Potential target markets:

  • Business
  • Teleworkers (laptops).
  • Mobile computing (PDAs, mobile phones; low system requirements)
  • Gamers
  • Home users (email, chat, movies, home audio).
  • Supercomputing / distributed computing.
  • "Web-based services", but different.

 

API design

 

Any designed APIs need to be:

  • Secure,
  • Simple,
  • Platform independent,
  • Designed to take advantage of hardware or plugins.

 

APIs need to be secure, of course. Resources such as video memory usage (aka number of textures) or network usage (i.e. stream bandwidth) need to be resource controlled so that malicious code can't affect other dominions.

 

APIs need to be simple. Complex routines should be implemented as a loadable package. The API is fixed and cannot change without replacing the VM, so the majority of the complexity needs to be in automatically upgradable code. For example, paragraph rendering would be done in a package, and drawing a glyph would be part of the API.

 

APIs need to be platform independent so that code is not affected by platform quirks. Loadable packages should ideally not have any platform-specific code.

 

 

Software as a Service

 

http://slashdot.org/articles/07/08/28/1425248.shtml

 

Advantages:

  • No local installation, administration is easier.
  • Multi-user.
  • Bug-fixes is provided for you.
  • Backups done for you. Backups for an online service are often better than user's own backups.
  • Users can have cheaper computers.
  • Access from anywhere.
  • Protection from users doing silly things (viruses, losing laptops, saving over files or accidently deleting them).

 

Disadvantages:

  • Loss of control over your data (-> provide export capability).
  • Loss of data if server provider goes bankrupt (-> provide export capability, backup escrow).
  • Privacy / security / data theft concerns (-> encryption).
  • Server-side network outages / DDOS attacks (-> replication).
  • Client-side network outages (no wireless reception, firewall issues) (-> offline availability).
  • Lag (-> replication)
  • Server overload (-> replication)

 

Resources

 

A nice font: "Liberation" Sans, released publicly by RedHat. It is a nice compact font (cf DejaVu Sans, which has a lot more characters but is quite wide). It's fairly minimal; it includes Latin, Greek and Cyrillic. IMHO this is a good approach - small file size, stick to relevant characters.

 

There is a "Droid" font for Google's Andriod platform.
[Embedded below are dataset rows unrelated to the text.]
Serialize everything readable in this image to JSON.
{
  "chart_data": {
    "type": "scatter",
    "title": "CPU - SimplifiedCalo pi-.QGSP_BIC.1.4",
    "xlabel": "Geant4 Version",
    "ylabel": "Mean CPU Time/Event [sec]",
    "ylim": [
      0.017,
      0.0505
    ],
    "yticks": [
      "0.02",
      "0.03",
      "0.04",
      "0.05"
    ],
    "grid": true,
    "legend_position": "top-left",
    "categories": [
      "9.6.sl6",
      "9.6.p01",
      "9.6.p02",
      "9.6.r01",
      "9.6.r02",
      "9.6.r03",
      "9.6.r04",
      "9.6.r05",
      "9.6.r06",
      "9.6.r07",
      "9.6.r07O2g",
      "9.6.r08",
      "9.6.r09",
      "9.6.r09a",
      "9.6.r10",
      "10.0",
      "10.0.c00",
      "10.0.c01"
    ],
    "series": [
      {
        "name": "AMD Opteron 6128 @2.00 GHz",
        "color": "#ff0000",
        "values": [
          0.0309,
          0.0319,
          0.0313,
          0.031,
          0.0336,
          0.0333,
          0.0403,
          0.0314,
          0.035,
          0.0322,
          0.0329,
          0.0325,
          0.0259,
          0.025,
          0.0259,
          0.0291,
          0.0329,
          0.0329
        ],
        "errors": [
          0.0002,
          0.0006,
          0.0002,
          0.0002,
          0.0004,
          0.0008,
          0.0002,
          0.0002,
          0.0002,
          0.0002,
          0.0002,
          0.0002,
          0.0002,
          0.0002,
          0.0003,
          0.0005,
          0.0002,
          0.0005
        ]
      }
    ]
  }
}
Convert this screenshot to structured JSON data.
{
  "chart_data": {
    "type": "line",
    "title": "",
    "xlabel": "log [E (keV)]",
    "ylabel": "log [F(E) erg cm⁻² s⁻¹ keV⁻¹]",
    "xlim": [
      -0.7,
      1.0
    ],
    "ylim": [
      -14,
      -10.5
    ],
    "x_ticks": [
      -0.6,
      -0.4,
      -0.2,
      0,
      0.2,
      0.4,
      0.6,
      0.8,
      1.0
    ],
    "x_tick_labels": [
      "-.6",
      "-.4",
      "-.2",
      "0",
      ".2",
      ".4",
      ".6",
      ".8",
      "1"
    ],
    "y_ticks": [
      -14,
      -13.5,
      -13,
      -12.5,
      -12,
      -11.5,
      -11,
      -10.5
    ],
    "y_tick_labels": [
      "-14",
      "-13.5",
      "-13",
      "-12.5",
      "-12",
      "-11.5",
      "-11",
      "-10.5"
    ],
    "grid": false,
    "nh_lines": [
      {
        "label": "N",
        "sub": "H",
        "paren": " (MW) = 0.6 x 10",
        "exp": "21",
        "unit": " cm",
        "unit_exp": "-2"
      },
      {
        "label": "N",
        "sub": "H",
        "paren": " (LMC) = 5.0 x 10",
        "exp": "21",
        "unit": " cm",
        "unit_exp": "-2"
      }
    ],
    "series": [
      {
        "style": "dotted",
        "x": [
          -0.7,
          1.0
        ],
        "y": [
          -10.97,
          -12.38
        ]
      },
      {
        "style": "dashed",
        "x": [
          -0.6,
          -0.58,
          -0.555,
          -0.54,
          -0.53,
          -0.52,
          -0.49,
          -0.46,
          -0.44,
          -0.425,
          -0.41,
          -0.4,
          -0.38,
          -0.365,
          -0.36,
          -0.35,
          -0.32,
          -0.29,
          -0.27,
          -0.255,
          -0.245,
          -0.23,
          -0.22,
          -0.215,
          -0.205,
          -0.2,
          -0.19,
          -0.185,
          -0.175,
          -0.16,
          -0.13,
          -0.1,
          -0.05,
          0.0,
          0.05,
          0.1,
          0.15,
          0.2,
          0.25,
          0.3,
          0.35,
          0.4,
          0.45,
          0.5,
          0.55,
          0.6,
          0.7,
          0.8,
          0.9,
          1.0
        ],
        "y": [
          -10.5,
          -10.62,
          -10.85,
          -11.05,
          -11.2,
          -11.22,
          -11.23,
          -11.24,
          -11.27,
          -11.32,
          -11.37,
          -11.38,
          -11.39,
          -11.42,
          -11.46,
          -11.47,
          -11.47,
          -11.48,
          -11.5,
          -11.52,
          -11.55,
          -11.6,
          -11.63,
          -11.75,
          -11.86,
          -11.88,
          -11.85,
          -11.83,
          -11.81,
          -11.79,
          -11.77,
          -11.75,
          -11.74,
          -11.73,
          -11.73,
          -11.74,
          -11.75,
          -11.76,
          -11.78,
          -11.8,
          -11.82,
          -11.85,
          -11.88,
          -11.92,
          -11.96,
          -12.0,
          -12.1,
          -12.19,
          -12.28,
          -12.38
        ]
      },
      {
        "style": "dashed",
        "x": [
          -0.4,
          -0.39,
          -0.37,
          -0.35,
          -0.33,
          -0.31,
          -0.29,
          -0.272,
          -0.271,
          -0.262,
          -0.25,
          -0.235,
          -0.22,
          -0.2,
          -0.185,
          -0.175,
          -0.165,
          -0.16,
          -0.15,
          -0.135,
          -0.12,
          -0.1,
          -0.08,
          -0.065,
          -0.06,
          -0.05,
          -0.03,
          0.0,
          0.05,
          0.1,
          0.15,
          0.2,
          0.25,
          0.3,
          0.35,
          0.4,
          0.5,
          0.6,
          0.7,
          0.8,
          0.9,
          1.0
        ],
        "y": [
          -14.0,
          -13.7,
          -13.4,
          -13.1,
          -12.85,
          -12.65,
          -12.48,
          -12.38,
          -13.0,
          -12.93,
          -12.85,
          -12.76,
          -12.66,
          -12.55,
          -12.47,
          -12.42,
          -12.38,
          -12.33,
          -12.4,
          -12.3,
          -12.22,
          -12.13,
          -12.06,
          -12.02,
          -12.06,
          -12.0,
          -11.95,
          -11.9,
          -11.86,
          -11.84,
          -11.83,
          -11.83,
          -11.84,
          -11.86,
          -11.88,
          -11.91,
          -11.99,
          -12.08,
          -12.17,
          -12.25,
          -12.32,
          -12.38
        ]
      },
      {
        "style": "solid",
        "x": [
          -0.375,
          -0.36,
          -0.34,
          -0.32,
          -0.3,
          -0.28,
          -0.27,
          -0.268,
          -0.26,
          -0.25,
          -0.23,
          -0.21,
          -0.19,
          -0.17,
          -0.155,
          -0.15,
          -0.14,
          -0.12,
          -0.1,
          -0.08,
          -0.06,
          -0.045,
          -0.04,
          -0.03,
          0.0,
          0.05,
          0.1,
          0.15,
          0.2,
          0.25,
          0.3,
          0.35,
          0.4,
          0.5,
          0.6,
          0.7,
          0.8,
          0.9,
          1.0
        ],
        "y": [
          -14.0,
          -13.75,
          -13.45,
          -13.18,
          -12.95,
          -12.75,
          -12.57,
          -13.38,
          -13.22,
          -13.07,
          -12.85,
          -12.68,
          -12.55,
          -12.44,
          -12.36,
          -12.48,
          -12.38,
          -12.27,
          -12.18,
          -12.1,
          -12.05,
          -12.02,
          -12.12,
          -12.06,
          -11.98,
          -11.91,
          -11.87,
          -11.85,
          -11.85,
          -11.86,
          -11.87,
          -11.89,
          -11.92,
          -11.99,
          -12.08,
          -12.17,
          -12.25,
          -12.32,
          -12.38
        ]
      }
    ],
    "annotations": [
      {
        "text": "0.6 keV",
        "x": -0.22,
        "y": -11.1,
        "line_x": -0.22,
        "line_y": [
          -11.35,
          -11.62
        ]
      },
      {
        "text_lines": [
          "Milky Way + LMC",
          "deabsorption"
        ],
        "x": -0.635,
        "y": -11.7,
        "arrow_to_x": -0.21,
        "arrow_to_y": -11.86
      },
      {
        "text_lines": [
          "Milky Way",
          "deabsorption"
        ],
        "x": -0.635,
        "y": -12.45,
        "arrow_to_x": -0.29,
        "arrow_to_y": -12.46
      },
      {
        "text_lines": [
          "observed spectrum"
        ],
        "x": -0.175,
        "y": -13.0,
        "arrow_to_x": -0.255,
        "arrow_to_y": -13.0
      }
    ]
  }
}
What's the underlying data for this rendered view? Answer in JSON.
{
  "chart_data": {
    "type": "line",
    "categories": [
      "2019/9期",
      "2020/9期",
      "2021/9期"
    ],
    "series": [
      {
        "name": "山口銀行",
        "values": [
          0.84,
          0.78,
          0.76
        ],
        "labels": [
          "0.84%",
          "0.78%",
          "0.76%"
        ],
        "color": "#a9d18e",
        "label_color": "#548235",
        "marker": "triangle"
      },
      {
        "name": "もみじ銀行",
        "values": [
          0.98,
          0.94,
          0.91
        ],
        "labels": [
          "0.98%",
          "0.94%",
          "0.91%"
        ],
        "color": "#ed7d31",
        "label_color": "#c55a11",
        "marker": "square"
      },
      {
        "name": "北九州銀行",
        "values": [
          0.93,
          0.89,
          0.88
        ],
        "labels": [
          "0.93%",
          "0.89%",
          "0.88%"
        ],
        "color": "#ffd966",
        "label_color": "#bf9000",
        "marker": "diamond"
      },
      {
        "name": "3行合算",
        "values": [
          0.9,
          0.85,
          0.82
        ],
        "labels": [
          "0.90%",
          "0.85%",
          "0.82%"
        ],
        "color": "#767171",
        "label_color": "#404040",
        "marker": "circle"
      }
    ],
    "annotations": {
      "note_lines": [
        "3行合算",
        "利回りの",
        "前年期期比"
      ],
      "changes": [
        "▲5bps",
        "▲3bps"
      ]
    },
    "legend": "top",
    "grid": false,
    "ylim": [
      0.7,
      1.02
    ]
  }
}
Also, some interesting fonts: Domyouji, Transmute, Venacti, Xenara (search for it on fonts.com).

 

Some font fixes needed for Squeak:

  • The left arrow (...and right arrow and friends) need centering. They sit on the bottom of their space.
  • The up arrow needs to be moved around as well, to make it sit nicely next to code.
  • Only a few currency signs are included.
  • The happy faces look a bit whacked out.
  • If I'm modifying the font anyway, I could chuck a logo in there.
  • Check-boxes are missing.
  • Make sure similar letters are different: 0OlI1.

 

Links

http://labs.mozilla.com/concepts/

http://noemata.net/nbng/ - random name generator.

Eventually, I'd like a GUI builder like this one: http://www.jformdesigner.com/features/

 

Internationalisation is important. Languages: http://www.internetworldstats.com/stats7.htm.

Notes that English only gets you 29% of Internet users, and dropping. Mandarin Chinese is going to be huge.